The OT primary MOV (or series MOVs) shouldn't have much series resistance - at most that resistance would be something like the half-winding impedance (eg. 500 ohm for a 2k PP).

Thanks for posting.

When I posted I wasn't thinking about primary winding induced voltage spikes with switching, but I was thinking about externally generated spikes damaging the amp. That, and for the possibility of a sustained over-voltage condition damaging the equipment. My plan was to add embedded supplementary "point-of-use" protection against line surges and over-voltage conditions.

As I understand it, electrical equipment can be damaged by any one of five anomalies in the AC power supply: 1) open neutral events (caused by external service supply equipment failures), 2) catastrophic over-voltages (caused by fallen trees, traffic accidents, storms), 3) sustained AC over-voltages (malfunctioning utility equipment), 4) AC under-voltages (brownouts), and 5) utility switching transients.

From what I've read, the service-entrance type of whole-house surge protection devices will protect against lightning, utility switching transients, and transient over-voltages that last less than a second, but they offer no protection whatsoever against sustained over-voltage conditions (like you'd get with a utility regulator failure, an open-neutral condition when a transformer fails, or high voltage power crosses. For these types of protection, a downstream "point-of-use" device is required to provide over-voltage protection. My understanding of the situation is that two separate devices that appear in series on the line are required to provide full protection, one at the service entrance, and then secondary devices in "point-of-use" locations.

My idea for adding the MOV on the primary side of the transformer is to provide embedded "point-of-use" protection in the amp, so that I don't have to worry about dragging a surge-protection outlet when the amp travels from location to location. I had decided to put the MOV after the line & neutral switch in order to limit the lifetime exposure of the MOV to AC, just for concerns about longevity of the device.

In case this topic interests anyone, here are a couple of interesting reads:

IEEE Guide for Surge Protection of Equipment Connected to AC Power and Communication Circuits

National Fire Protection Assoc Pub 780: Standard for the Installation of Lightning Protection Systems 2004 Edition



Half of the primary Z. That's the answer I was looking for.
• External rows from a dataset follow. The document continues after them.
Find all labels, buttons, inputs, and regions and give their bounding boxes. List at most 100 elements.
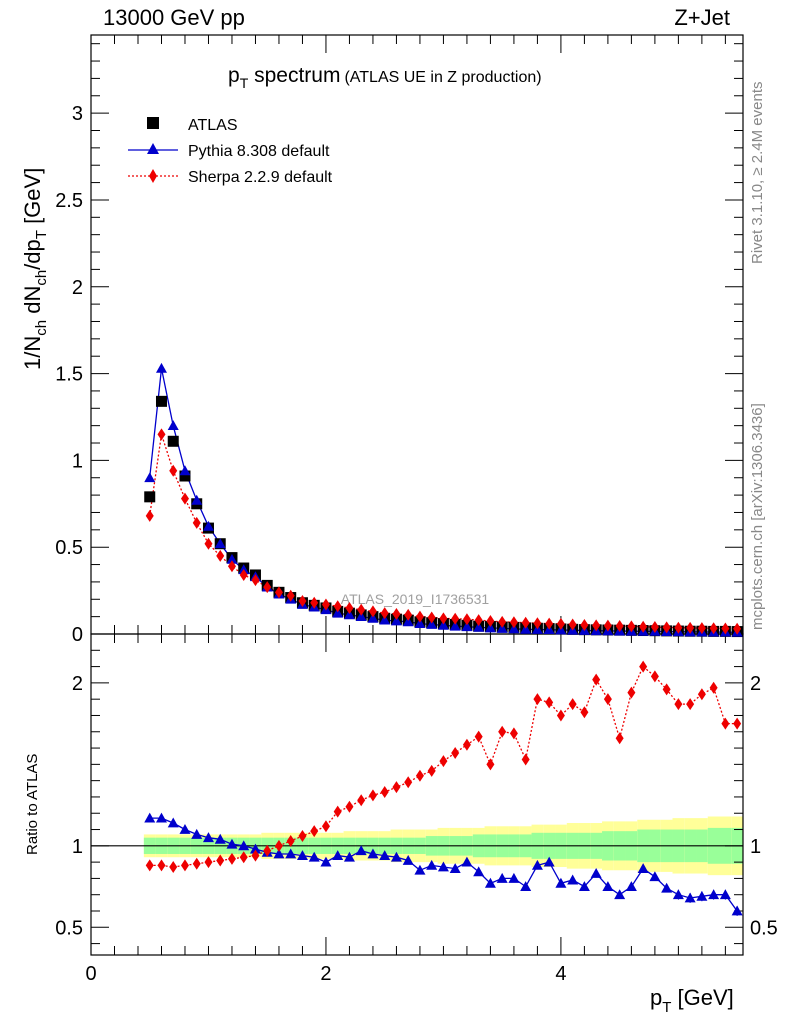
sherpa-ratio-point [733, 717, 742, 730]
sherpa-main-point [192, 516, 201, 529]
sherpa-main-point [333, 600, 342, 613]
sherpa-ratio-point [521, 753, 530, 766]
sherpa-main-point [533, 617, 542, 630]
pythia-ratio-point [590, 868, 602, 878]
pythia-main-point [508, 623, 520, 634]
sherpa-main-point [709, 622, 718, 635]
y-axis-label-main: 1/Nch dNch/dpT [GeV] [20, 168, 50, 370]
sherpa-ratio-point [286, 834, 295, 847]
pythia-ratio-point [625, 881, 637, 891]
sherpa-main-point [169, 464, 178, 477]
sherpa-main-point [310, 596, 319, 609]
sherpa-ratio-point [674, 698, 683, 711]
sherpa-ratio-point [145, 859, 154, 872]
sherpa-ratio-point [345, 800, 354, 813]
sherpa-main-point [380, 607, 389, 620]
main-y-tick-label: 2.5 [55, 190, 83, 212]
x-axis-label: pT [GeV] [650, 985, 734, 1016]
sherpa-main-point [392, 608, 401, 621]
pythia-ratio-point [155, 812, 167, 823]
sherpa-main-point [345, 601, 354, 614]
sherpa-ratio-point [368, 789, 377, 802]
pythia-main-point [191, 494, 203, 505]
sherpa-ratio-point [333, 805, 342, 818]
legend: ATLAS Pythia 8.308 default Sherpa 2.2.9 … [128, 117, 333, 186]
pythia-ratio-point [696, 890, 708, 901]
sherpa-main-point [251, 574, 260, 587]
legend-atlas-marker [147, 117, 159, 129]
ratio-y-tick-label-right: 2 [750, 673, 761, 695]
sherpa-ratio-point [204, 856, 213, 869]
sherpa-ratio-point [274, 839, 283, 852]
sherpa-main-point [639, 620, 648, 633]
pythia-ratio-point [320, 856, 332, 867]
sherpa-ratio-point [251, 849, 260, 862]
sherpa-ratio-point [568, 698, 577, 711]
pythia-ratio-point [273, 848, 285, 859]
sherpa-main-point [286, 589, 295, 602]
pythia-main-point [496, 622, 508, 633]
sherpa-main-point [216, 549, 225, 562]
sherpa-main-line [149, 434, 738, 630]
sherpa-main-point [697, 622, 706, 635]
sherpa-ratio-point [192, 857, 201, 870]
pythia-main-point [367, 612, 379, 623]
pythia-ratio-point [437, 861, 449, 872]
pythia-main-point [355, 611, 367, 622]
pythia-main-point [449, 620, 461, 631]
atlas-data-point [167, 435, 179, 447]
pythia-ratio-point [602, 881, 614, 891]
sherpa-ratio-point [216, 854, 225, 867]
sherpa-ratio-point [721, 717, 730, 730]
pythia-ratio-point [355, 845, 367, 856]
sherpa-ratio-point [310, 825, 319, 838]
pythia-ratio-point [719, 889, 731, 900]
y-axis-label-ratio: Ratio to ATLAS [24, 754, 41, 855]
sherpa-ratio-point [298, 830, 307, 843]
pythia-ratio-point [332, 850, 344, 861]
pythia-ratio-point [390, 851, 402, 862]
ratio-y-tick-label-right: 1 [750, 836, 761, 858]
legend-sherpa-marker [149, 169, 157, 183]
sherpa-ratio-point [462, 738, 471, 751]
pythia-ratio-point [531, 859, 543, 870]
sherpa-ratio-point [709, 681, 718, 694]
pythia-ratio-point [414, 864, 426, 875]
sherpa-ratio-point [662, 683, 671, 696]
pythia-main-point [214, 538, 226, 549]
atlas-data-point [144, 491, 156, 503]
sherpa-ratio-point [650, 670, 659, 683]
sherpa-main-point [415, 610, 424, 623]
sherpa-ratio-point [545, 696, 554, 709]
pythia-main-point [484, 622, 496, 633]
sherpa-main-point [592, 619, 601, 632]
sherpa-ratio-point [392, 781, 401, 794]
sherpa-main-point [509, 616, 518, 629]
pythia-ratio-point [578, 881, 590, 891]
sherpa-main-point [721, 622, 730, 635]
pythia-ratio-point [226, 838, 238, 849]
sherpa-main-point [686, 621, 695, 634]
pythia-ratio-point [308, 851, 320, 862]
sherpa-main-point [239, 568, 248, 581]
sherpa-main-point [227, 560, 236, 573]
pythia-main-point [402, 616, 414, 627]
sherpa-main-point [298, 595, 307, 608]
analysis-label: ATLAS_2019_I1736531 [341, 591, 490, 607]
sherpa-main-point [733, 622, 742, 635]
sherpa-main-point [545, 617, 554, 630]
sherpa-main-point [580, 618, 589, 631]
pythia-ratio-point [449, 863, 461, 874]
pythia-ratio-point [461, 856, 473, 867]
pythia-ratio-point [661, 882, 673, 893]
pythia-ratio-point [426, 859, 438, 870]
pythia-main-point [167, 420, 179, 431]
ratio-plot-frame [90, 633, 744, 956]
sherpa-main-point [568, 618, 577, 631]
sherpa-main-point [462, 613, 471, 626]
sherpa-ratio-point [451, 746, 460, 759]
pythia-main-point [343, 609, 355, 620]
sherpa-main-point [498, 615, 507, 628]
sherpa-ratio-point [486, 758, 495, 771]
pythia-ratio-point [167, 817, 179, 828]
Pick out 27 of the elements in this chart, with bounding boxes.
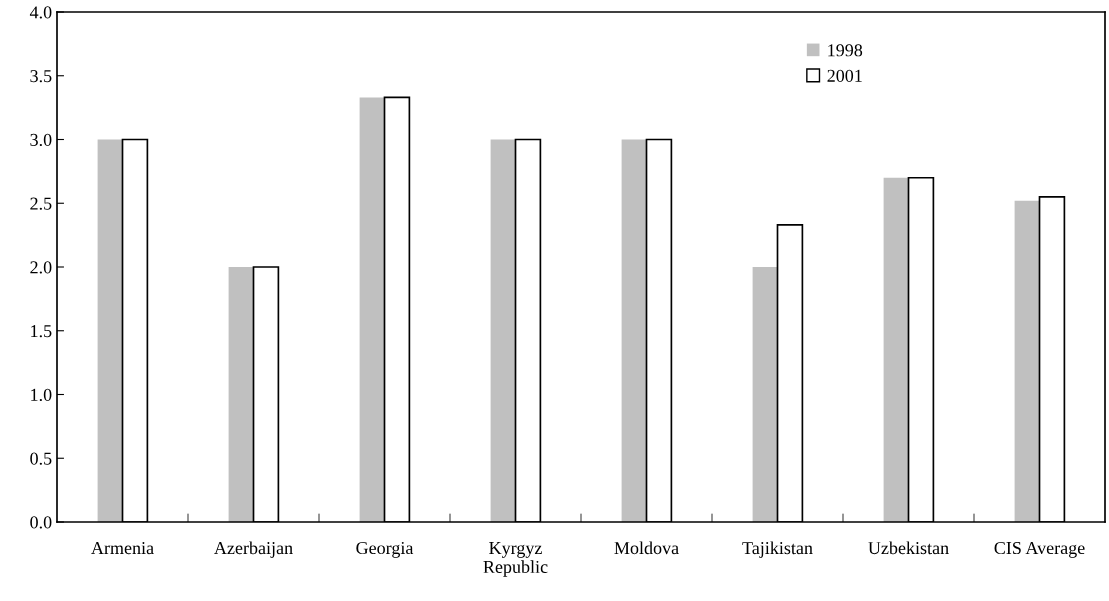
y-tick-label: 2.5: [30, 197, 52, 210]
x-tick-label: Georgia: [356, 541, 414, 558]
y-tick-label: 0.0: [30, 516, 52, 529]
bar: [752, 267, 778, 522]
bar: [359, 97, 385, 522]
bar: [228, 267, 254, 522]
y-tick-label: 4.0: [29, 6, 52, 19]
x-tick-label: Kyrgyz Republic: [483, 542, 548, 577]
y-tick-label: 3.5: [30, 70, 52, 83]
legend-label: 2001: [827, 69, 862, 82]
x-tick-label: Armenia: [91, 542, 154, 555]
x-tick-label: Azerbaijan: [214, 541, 293, 558]
bar: [1014, 200, 1040, 522]
x-tick-label: CIS Average: [994, 541, 1085, 558]
y-tick-label: 3.0: [30, 133, 52, 147]
bar: [490, 139, 516, 522]
x-tick-label: Moldova: [614, 541, 679, 555]
y-tick-label: 1.5: [31, 325, 52, 338]
legend-label: 1998: [828, 44, 863, 57]
y-tick-label: 0.5: [30, 452, 52, 465]
x-tick-label: Uzbekistan: [868, 541, 949, 555]
y-tick-label: 2.0: [30, 261, 52, 274]
bar: [97, 139, 123, 522]
x-tick-label: Tajikistan: [742, 541, 813, 558]
y-tick-label: 1.0: [31, 388, 52, 402]
bar: [621, 139, 647, 522]
bar: [883, 177, 909, 522]
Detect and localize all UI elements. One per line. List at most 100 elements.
Thanks.

Insofar as you've remained mute on the question of the specific devices that I asked about, should I interpret that as ignoring the question or approving the choice?

Thanks!

FWIW Electrical Safety rating Agencies around the world agree that up to 3KV pulses and transients are *often* present in home power lines, so much so that they test any and all home equipment for it, and HIPOT tests are run at 3000VAC or 5000VDC before issuing approval.

I think it's not *mandatory* in USA (UL) but definitely is in the rest of the World.